S’il l’art français de la guerre n’avait pas remporté le plus célèbre prix littéraire français, je ne l’aurais jamais lu, tout juste aurais-je parcouru sa 4ème de couverture et alors, j’aurais passé mon chemin. Mais voilà, il y a quelques années, je me suis juré de lire tous les nouveaux goncourt (l’année suivante la consécration des bienveillantes, ouf j’ai eu chaud), alors celui-là n’a pas fait exception à la règle. Car non seulement le sujet ne m’intéressait pas (les guerres subies et menées par la France dans la deuxième partie du XXème siècle à travers le regard du Victorien Salagnon, un soldat-peintre qui les aura toutes faites), en plus c’est un pavé de 630 pages et enfin, on peut dire que la critique l’a diversement appréciée, voire même ignorée (télérama ne l’a même pas chroniqué).
Ce roman n’a donc rien pour lui...à part d’être le Goncourt 2011 (et encore, est-ce un gage de qualité ?).
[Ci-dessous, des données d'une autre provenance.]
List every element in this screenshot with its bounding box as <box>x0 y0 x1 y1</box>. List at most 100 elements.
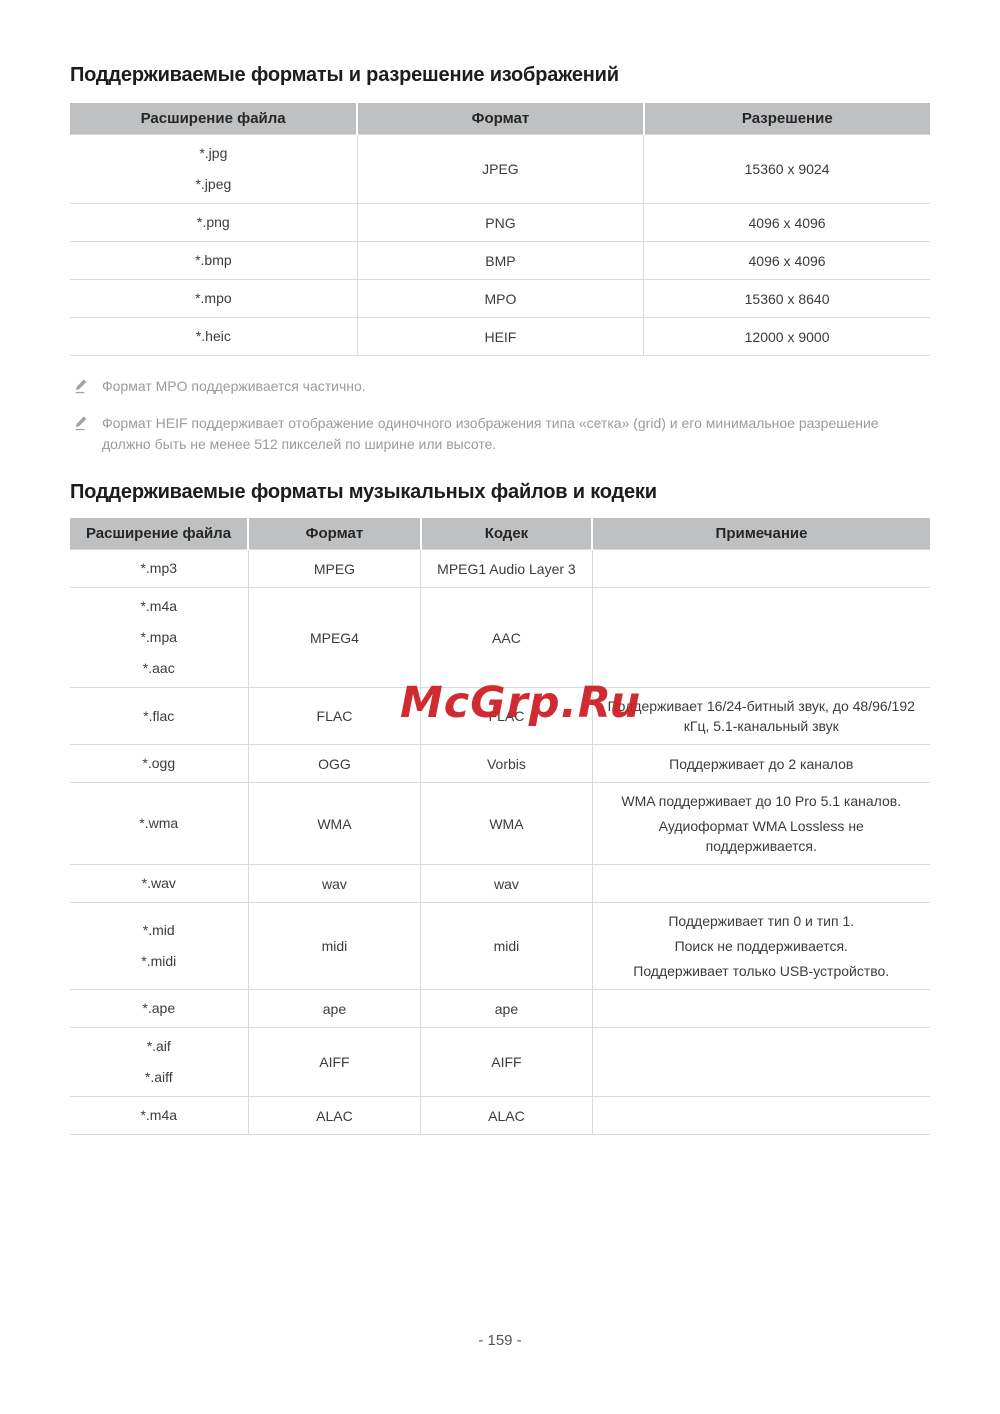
note-cell <box>591 549 930 588</box>
file-extension: *.mid <box>142 922 175 938</box>
table-cell: MPO <box>356 279 644 318</box>
file-extension-cell: *.mid *.midi <box>70 902 249 990</box>
note-cell: Поддерживает тип 0 и тип 1. Поиск не подд… <box>591 902 930 990</box>
file-extension-cell: *.mp3 <box>70 549 249 588</box>
note-cell <box>591 1027 930 1097</box>
file-extension: *.mpo <box>195 290 232 306</box>
table-cell: 15360 x 8640 <box>643 279 930 318</box>
table-row: *.m4a ALAC ALAC <box>70 1096 930 1135</box>
column-header: Расширение файла <box>70 518 249 550</box>
table-row: *.heic HEIF 12000 x 9000 <box>70 317 930 356</box>
file-extension-cell: *.jpg *.jpeg <box>70 134 358 204</box>
column-header: Расширение файла <box>70 103 358 135</box>
table-cell: MPEG1 Audio Layer 3 <box>420 549 592 588</box>
note-text: Формат MPO поддерживается частично. <box>102 378 366 394</box>
file-extension-cell: *.png <box>70 203 358 242</box>
table-row: *.flac FLAC FLAC Поддерживает 16/24-битный … <box>70 687 930 745</box>
file-extension: *.heic <box>195 328 231 344</box>
file-extension-cell: *.ape <box>70 989 249 1028</box>
table-cell: ALAC <box>420 1096 592 1135</box>
note-cell <box>591 1096 930 1135</box>
table-cell: HEIF <box>356 317 644 356</box>
note-paragraph: Поддерживает до 2 каналов <box>669 755 854 772</box>
note-item: Формат HEIF поддерживает отображение оди… <box>74 413 930 455</box>
section-title-image-formats: Поддерживаемые форматы и разрешение изоб… <box>70 64 619 86</box>
table-cell: ape <box>247 989 421 1028</box>
table-cell: Vorbis <box>420 744 592 783</box>
file-extension: *.m4a <box>140 1107 178 1123</box>
table-cell: midi <box>420 902 592 990</box>
table-cell: WMA <box>247 782 421 865</box>
note-text: Формат HEIF поддерживает отображение оди… <box>102 415 879 452</box>
table-row: *.bmp BMP 4096 x 4096 <box>70 241 930 280</box>
table-cell: PNG <box>356 203 644 242</box>
table-cell: OGG <box>247 744 421 783</box>
table-cell: ape <box>420 989 592 1028</box>
note-cell: Поддерживает 16/24-битный звук, до 48/96… <box>591 687 930 745</box>
file-extension: *.jpg <box>199 145 228 161</box>
table-cell: MPEG4 <box>247 587 421 688</box>
table-cell: ALAC <box>247 1096 421 1135</box>
note-paragraph: Поддерживает 16/24-битный звук, до 48/96… <box>607 698 915 734</box>
column-header: Примечание <box>591 518 930 550</box>
table-row: *.ape ape ape <box>70 989 930 1028</box>
file-extension-cell: *.ogg <box>70 744 249 783</box>
table-cell: WMA <box>420 782 592 865</box>
table-cell: wav <box>247 864 421 903</box>
table-cell: midi <box>247 902 421 990</box>
file-extension-cell: *.flac <box>70 687 249 745</box>
file-extension: *.mp3 <box>140 560 178 576</box>
table-cell: wav <box>420 864 592 903</box>
file-extension: *.wav <box>141 875 176 891</box>
pencil-icon <box>74 376 88 400</box>
table-cell: 12000 x 9000 <box>643 317 930 356</box>
file-extension: *.bmp <box>195 252 232 268</box>
file-extension-cell: *.wav <box>70 864 249 903</box>
file-extension-cell: *.wma <box>70 782 249 865</box>
table-row: *.mid *.midi midi midi Поддерживает тип 0 и … <box>70 902 930 990</box>
note-cell: Поддерживает до 2 каналов <box>591 744 930 783</box>
table-row: *.m4a *.mpa *.aac MPEG4 AAC <box>70 587 930 688</box>
table-cell: 4096 x 4096 <box>643 241 930 280</box>
file-extension-cell: *.m4a *.mpa *.aac <box>70 587 249 688</box>
page-number: - 159 - <box>478 1332 522 1349</box>
table-cell: FLAC <box>247 687 421 745</box>
table-header-row: Расширение файла Формат Кодек Примечание <box>70 518 930 550</box>
file-extension: *.mpa <box>140 629 178 645</box>
column-header: Кодек <box>419 518 592 550</box>
file-extension: *.aif <box>146 1038 171 1054</box>
table-cell: JPEG <box>356 134 644 204</box>
note-paragraph: Поиск не поддерживается. <box>674 938 848 954</box>
table-cell: FLAC <box>420 687 592 745</box>
table-row: *.wav wav wav <box>70 864 930 903</box>
file-extension-cell: *.heic <box>70 317 358 356</box>
note-cell: WMA поддерживает до 10 Pro 5.1 каналов. А… <box>591 782 930 865</box>
file-extension-cell: *.bmp <box>70 241 358 280</box>
manual-page: Поддерживаемые форматы и разрешение изоб… <box>70 64 930 1135</box>
file-extension: *.ogg <box>142 755 176 771</box>
file-extension: *.jpeg <box>195 176 232 192</box>
note-paragraph: Аудиоформат WMA Lossless не поддерживает… <box>658 818 864 854</box>
file-extension: *.m4a <box>140 598 178 614</box>
table-row: *.ogg OGG Vorbis Поддерживает до 2 каналов <box>70 744 930 783</box>
table-row: *.png PNG 4096 x 4096 <box>70 203 930 242</box>
table-cell: AAC <box>420 587 592 688</box>
image-formats-table: Расширение файла Формат Разрешение *.jpg *.… <box>70 103 930 356</box>
note-cell <box>591 989 930 1028</box>
table-cell: BMP <box>356 241 644 280</box>
table-cell: MPEG <box>247 549 421 588</box>
table-cell: AIFF <box>247 1027 421 1097</box>
table-row: *.mp3 MPEG MPEG1 Audio Layer 3 <box>70 549 930 588</box>
section-title-music-formats: Поддерживаемые форматы музыкальных файло… <box>70 481 657 503</box>
notes-list: Формат MPO поддерживается частично. Форма… <box>70 376 930 455</box>
file-extension: *.png <box>197 214 230 230</box>
file-extension-cell: *.m4a <box>70 1096 249 1135</box>
file-extension: *.aac <box>142 660 175 676</box>
file-extension-cell: *.mpo <box>70 279 358 318</box>
table-header-row: Расширение файла Формат Разрешение <box>70 103 930 135</box>
note-cell <box>591 587 930 688</box>
note-paragraph: WMA поддерживает до 10 Pro 5.1 каналов. <box>621 793 902 809</box>
table-row: *.jpg *.jpeg JPEG 15360 x 9024 <box>70 134 930 204</box>
pencil-icon <box>74 413 88 455</box>
table-row: *.wma WMA WMA WMA поддерживает до 10 Pro 5.… <box>70 782 930 865</box>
Lecture vient d’être faite...en 15 jours..avec des hauts et des bas, des moments d’agacement, d’autres d’ennuis et puis certains autres plus exaltants. des sentiments variables donc mais globalement quand même un certain malaise devant cette France telle que décrite par Alexis Jenni. Ce n’est pas tant le rappel de ce que furent les méthodes employées par l’armée française lors des guerres coloniales (qui n’ont rien à envier aux méthodes des khmers rouges) mais c’est cette description de la France contemporaine uniquement axée sur les problèmes de violence urbaine, d’émeutes dans les banlieues, de cohabitation entre les “races” etc. On a vraiment l’impression à lire ce livre que la France de 2010 est devenu un pays de non-droit, où les gens ont peur et se calfeutrent. Des groupes armés s’organisent pour tenter de maintenir l’ordre (telle la bande de Mariani à Voracieux-les-Bredins). Le propos de Jenni est de dire en quoi le poids de l’histoire se ressent dans le présent, d’où l’explication de cette violence généralisée. Soit. Mais j’ai vraiment trouvé cette vision de la France d’aujourd’hui un peu restrictive.
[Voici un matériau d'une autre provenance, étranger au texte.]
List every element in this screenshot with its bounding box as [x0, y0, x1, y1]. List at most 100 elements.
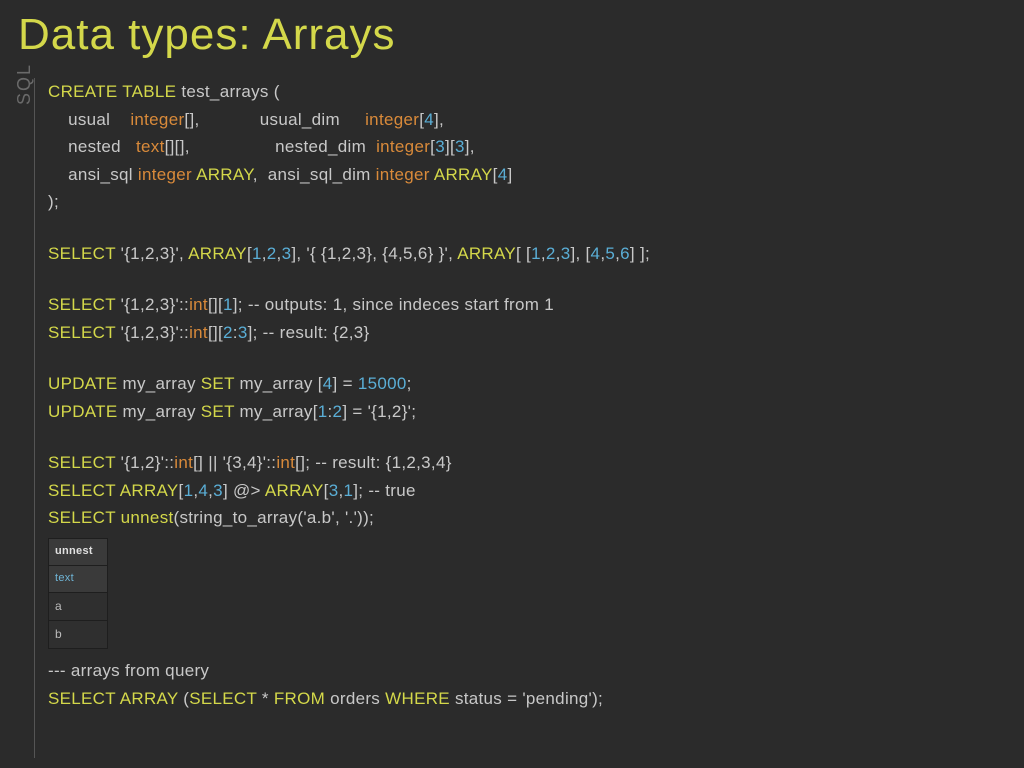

D’un autre côté, le héros du livre, Victorien Salagnon n’est pas si inhumain que son parcours pourrait le faire penser. A plusieurs reprises, on le sent dégoûté par les méthodes employées par ses camarades. Et Il trouve dans la peinture à l’encre ce supplément d’âme qui le rend différent des autres. Victorien Salagnon représente le compromis entre la rigueur de l’armée et une certaine élégance française, ce en quoi il peut servir de modèle au narrateur du roman, un type un peu désabusé et en quête d’identité, à qui il apprend à peindre.
Un pavé qu’on parvient à terminer ne peut pas être foncièrement mauvais (je viens encore de caler sur le tambour de Gunter Grass) mais c’est quand même une lecture fastidieuse. En bon petit soldat de la littérature, il m’a fallu de la discipline (50 pages par jour au minimum) pour vaincre l’ennemi. Je signe la fin des hostilités.
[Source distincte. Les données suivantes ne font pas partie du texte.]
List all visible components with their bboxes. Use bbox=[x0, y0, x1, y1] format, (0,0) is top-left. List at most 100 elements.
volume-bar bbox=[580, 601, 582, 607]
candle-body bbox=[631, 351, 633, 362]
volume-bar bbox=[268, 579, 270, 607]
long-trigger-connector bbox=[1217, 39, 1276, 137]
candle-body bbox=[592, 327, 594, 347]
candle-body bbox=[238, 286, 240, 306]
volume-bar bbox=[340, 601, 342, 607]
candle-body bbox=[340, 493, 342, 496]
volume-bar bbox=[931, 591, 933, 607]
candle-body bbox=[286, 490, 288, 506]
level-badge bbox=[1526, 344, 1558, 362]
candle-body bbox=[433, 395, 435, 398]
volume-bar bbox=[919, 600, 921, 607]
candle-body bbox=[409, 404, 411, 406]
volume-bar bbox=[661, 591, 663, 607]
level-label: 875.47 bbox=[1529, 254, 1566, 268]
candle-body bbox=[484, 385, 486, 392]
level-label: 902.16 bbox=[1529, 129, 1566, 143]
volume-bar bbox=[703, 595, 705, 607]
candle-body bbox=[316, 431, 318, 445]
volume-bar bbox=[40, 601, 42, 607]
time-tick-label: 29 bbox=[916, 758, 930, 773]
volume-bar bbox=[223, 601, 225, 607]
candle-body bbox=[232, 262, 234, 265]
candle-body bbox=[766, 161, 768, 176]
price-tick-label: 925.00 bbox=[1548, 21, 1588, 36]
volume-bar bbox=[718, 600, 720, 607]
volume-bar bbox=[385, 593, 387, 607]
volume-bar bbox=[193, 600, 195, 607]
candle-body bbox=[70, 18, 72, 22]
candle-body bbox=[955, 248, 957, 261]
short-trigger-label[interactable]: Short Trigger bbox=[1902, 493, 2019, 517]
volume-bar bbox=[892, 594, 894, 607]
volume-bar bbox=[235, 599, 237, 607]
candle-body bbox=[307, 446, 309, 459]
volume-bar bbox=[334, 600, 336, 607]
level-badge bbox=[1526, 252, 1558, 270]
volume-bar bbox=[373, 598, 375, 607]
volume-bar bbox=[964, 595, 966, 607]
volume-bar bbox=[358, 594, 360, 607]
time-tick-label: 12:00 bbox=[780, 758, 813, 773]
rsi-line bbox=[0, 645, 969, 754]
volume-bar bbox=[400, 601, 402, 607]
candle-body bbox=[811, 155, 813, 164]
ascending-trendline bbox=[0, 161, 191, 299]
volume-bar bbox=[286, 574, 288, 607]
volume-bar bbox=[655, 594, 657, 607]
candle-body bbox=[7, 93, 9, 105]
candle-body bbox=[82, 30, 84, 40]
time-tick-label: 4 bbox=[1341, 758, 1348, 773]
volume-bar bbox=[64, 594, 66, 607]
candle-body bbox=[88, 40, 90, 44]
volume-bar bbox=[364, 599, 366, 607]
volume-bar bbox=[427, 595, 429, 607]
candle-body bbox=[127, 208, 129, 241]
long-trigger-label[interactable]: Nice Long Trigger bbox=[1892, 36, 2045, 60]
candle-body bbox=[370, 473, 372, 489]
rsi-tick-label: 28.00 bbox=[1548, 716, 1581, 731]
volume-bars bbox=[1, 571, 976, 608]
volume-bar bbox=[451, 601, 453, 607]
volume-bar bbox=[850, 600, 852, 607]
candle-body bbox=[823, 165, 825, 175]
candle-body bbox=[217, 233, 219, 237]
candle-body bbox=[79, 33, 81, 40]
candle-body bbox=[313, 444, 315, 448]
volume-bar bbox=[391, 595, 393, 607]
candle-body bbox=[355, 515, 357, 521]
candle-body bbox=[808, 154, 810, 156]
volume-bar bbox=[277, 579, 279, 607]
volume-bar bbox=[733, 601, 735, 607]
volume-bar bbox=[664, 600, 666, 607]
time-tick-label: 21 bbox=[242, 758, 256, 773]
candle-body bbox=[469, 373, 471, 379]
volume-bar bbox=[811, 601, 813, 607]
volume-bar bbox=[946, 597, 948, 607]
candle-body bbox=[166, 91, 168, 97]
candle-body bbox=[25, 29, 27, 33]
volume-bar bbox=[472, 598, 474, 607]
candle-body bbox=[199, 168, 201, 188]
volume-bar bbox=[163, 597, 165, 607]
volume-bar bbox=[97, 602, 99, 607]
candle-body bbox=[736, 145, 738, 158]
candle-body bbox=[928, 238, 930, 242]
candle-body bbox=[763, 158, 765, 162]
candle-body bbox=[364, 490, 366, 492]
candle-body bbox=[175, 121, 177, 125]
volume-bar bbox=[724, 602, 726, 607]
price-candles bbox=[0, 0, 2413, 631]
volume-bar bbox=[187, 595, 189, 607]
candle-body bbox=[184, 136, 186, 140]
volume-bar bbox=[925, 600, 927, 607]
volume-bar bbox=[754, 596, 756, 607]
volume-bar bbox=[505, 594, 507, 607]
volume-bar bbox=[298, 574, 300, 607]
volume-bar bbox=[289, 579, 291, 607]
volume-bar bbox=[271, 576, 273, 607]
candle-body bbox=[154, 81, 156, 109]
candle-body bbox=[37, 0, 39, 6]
Et voici la critique d'une étudiante bretonne....de 18 ans. La France a de l'avenir !
lecture : du 02.01.2012 au 15.01.2012
Gallimard, 632 pages
année de parution : 2011
note : 2.5/5
Commentaires
merci pour le lien (et son commentaire), qui éclaire votre obscure intervention sur mon blog. Sur ce qui vous faisait "tomber des nues", je me suis en effet interrogée : est-ce mon avis, ma chronique, le livre d'Alexis Jenni ou que sais-je d'autre qui vous faisait cet effet ? et cet effet était-il positif ou négatif ? mais le lien éclaire ce que vous avez dit.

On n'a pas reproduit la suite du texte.